Court Opinion

ID: 7401196
Source: CourtListenerOpinion
Date Created: 2022-07-29 02:02:51.850695+00
Date Added: 2024-06-11T16:21:49.636035
License: Public Domain

McFadden, Presiding Judge, concurring in part and dissenting in part.
I concur with the majority's conclusion in Division 1 that Bell is not entitled to a new trial based on his fatal variance argument. But I respectfully dissent to Division 2 of the majority opinion, because the trial court erred in prohibiting Bell's post-conviction counsel from questioning his trial counsel on the issue of trial counsel's effectiveness and the case should be remanded to allow Bell to continue pursuing that issue.

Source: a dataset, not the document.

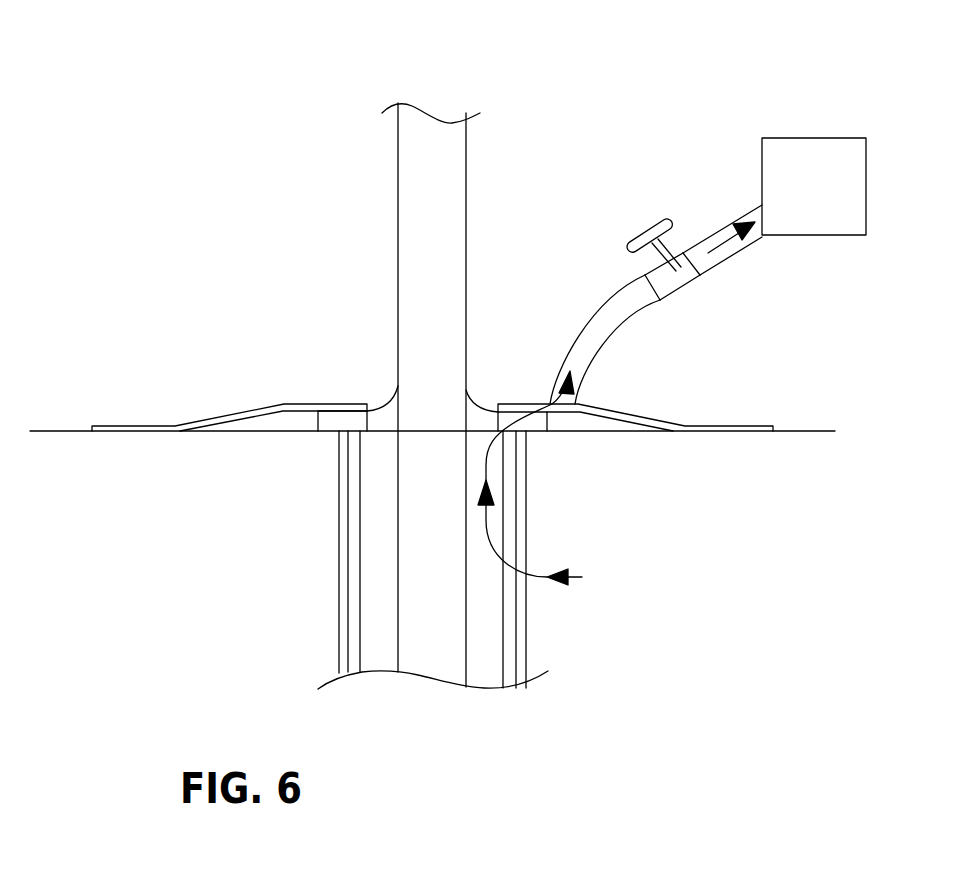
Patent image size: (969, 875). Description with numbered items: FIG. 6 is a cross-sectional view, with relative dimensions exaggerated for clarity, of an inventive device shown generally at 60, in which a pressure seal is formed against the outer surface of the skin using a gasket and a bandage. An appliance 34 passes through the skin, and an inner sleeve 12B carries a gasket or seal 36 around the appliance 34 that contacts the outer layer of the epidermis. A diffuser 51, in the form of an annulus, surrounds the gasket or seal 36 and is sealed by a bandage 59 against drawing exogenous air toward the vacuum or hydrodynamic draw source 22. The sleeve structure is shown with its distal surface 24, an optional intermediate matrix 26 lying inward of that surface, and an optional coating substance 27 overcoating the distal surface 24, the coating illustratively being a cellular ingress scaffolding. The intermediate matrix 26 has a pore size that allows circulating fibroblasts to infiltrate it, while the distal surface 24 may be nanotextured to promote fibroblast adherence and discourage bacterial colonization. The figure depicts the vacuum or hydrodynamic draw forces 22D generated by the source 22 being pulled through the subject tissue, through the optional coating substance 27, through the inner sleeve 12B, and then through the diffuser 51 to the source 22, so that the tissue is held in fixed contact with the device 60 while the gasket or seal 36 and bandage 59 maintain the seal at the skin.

At the hearing on Bell's motion for new trial, his post-conviction counsel sought to question Bell's trial counsel on his trial strategy. The state objected on the ground that this line of questioning was irrelevant to the arguments asserted in the motion for new trial. Neither Bell's initial nor his amended motion for new trial asserted a claim for ineffective assistance of trial counsel. But Bell's post-conviction counsel, who had filed both motions on Bell's behalf, argued in response to the state's objection that, under OCGA § 5-5-40, he could amend the motion for new trial to add a claim for ineffectiveness. He stated that he had not yet done so because he did not know whether trial counsel's testimony would support such a claim. The trial court sustained the state's objection. Bell argues that this ruling was error, and I agree.

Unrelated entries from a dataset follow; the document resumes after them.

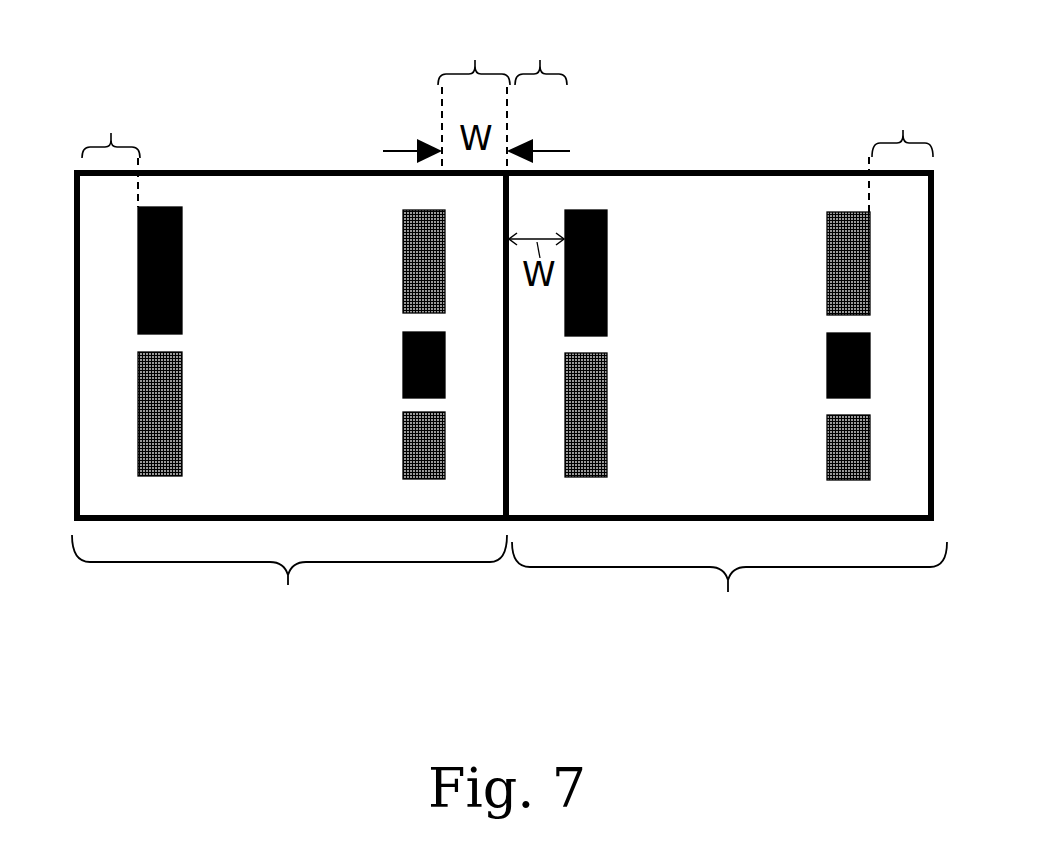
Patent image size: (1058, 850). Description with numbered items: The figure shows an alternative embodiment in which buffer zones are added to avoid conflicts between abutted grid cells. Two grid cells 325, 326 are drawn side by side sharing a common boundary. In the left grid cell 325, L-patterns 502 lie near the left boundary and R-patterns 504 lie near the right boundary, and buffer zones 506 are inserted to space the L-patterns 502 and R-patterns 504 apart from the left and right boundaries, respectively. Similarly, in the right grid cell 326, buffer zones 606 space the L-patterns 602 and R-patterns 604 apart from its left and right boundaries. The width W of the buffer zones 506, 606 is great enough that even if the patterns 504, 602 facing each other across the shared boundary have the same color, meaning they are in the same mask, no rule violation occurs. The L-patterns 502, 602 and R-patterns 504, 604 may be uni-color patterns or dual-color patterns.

The L-patterns 502 is at (176, 363).
The R-patterns 504 is at (407, 427).
The buffer zones 506 is at (112, 132).
The L-patterns 602 is at (596, 397).
The R-patterns 604 is at (832, 443).
The buffer zones 606 is at (542, 58).
The grid cell 325 is at (289, 592).
The grid cell 326 is at (729, 597).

"The Georgia Code is clear that a motion for new trial may be amended any time before the ruling thereon. OCGA § 5-5-40 (b)." Swint v. State , 279 Ga. App. 777, 778 (1), 632 S.E.2d 712 (2006). Such amendment can occur "in the hearing" of a motion for new trial. Swint , supra at 779 (1), 632 S.E.2d 712.

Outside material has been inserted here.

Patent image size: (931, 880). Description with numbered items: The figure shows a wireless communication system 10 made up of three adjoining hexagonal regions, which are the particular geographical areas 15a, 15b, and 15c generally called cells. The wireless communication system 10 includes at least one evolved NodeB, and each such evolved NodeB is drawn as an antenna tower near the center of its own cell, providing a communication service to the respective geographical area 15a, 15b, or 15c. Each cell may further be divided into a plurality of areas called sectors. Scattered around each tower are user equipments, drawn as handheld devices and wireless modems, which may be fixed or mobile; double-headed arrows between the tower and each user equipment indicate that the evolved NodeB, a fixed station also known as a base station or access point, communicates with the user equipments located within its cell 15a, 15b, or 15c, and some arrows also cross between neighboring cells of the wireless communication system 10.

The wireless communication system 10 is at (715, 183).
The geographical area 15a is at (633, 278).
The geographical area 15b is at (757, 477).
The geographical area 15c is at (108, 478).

*555So Bell was entitled to amend his motion for new trial at the hearing on that motion to add a claim for ineffective assistance of counsel. And questions about trial counsel's strategy were clearly relevant to such a claim. The trial court erred in foreclosing this line of questioning and implicitly rejecting Bell's effort to amend his motion for new trial. Cf. Lee v.State , 308 Ga. App. 711, 716 (3), 708 S.E.2d 633 (2011) (where defendant was authorized to amend motion for new trial under OCGA § 5-5-40 (b), trial court erred in refusing to consider claims raised in amendment).
The majority rejects Bell's argument that the case should be remanded, on the ground that Bell did not raise in the trial court any error that his trial counsel may have committed. But this case presents a different posture than most. It is not a case where a defendant failed to raise the issue of ineffective assistance of counsel until appeal. Unlike the defendants in Pye v. State , 274 Ga. 839, 561 S.E.2d 109 (2002), and Dubose v. State , 298 Ga. App. 335, 680 S.E.2d 193 (2009), Bell broached the issue of ineffective assistance of trial counsel to the trial court at a time when he was still authorized to amend his motion for new trial to include that claim. Because the trial court did not allow his post-conviction counsel to explore the issue at that time, the ruling on the motion for new trial should be vacated and the case should be remanded to allow him to do so. See Lee , 308 Ga. App. at 716 (3), 708 S.E.2d 633.